Harold tosses a coin four times. The probability that he gets at least as many heads as tails is

$\text{(A)}\ \frac{5}{16}\qquad\text{(B)}\ \frac{3}{8}\qquad\text{(C)}\ \frac{1}{2}\qquad\text{(D)}\ \frac{5}{8}\qquad\text{(E)}\ \frac{11}{16}$

Case 1: There are two heads and two tails. There are $\binom{4}{2} = 6$ ways to choose which two tosses are heads, and the other two must be tails.

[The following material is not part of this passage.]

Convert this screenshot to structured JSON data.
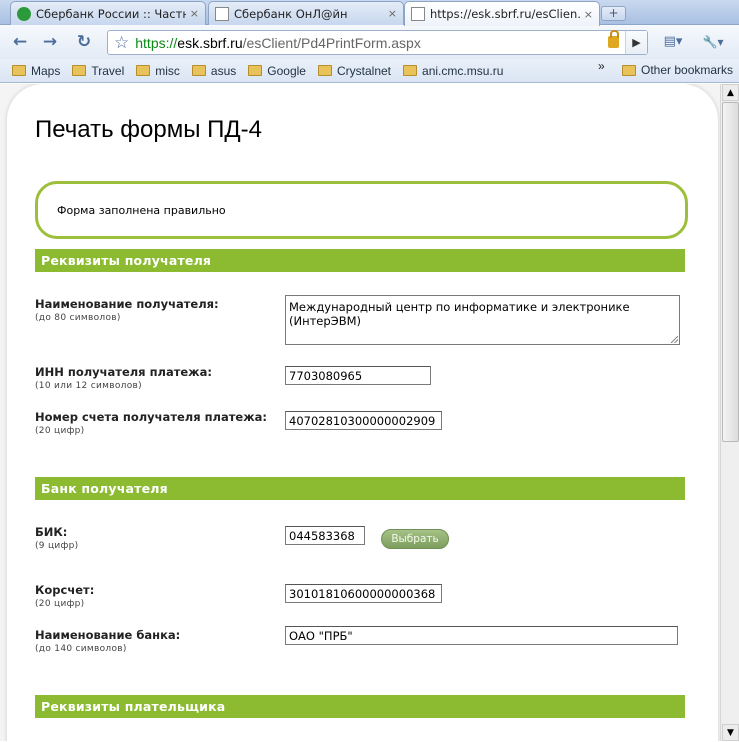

Case 2: There are three heads, one tail. There are $\binom{4}{1} = 4$ ways to choose which of the four tosses is a tail.

Case 3: There are four heads and no tails. This can only happen $1$ way.

There are a total of $2^4=16$ possible configurations, giving a probability of $\frac{6+4+1}{16} = \boxed{\text{(E)}\ \frac{11}{16}}$ .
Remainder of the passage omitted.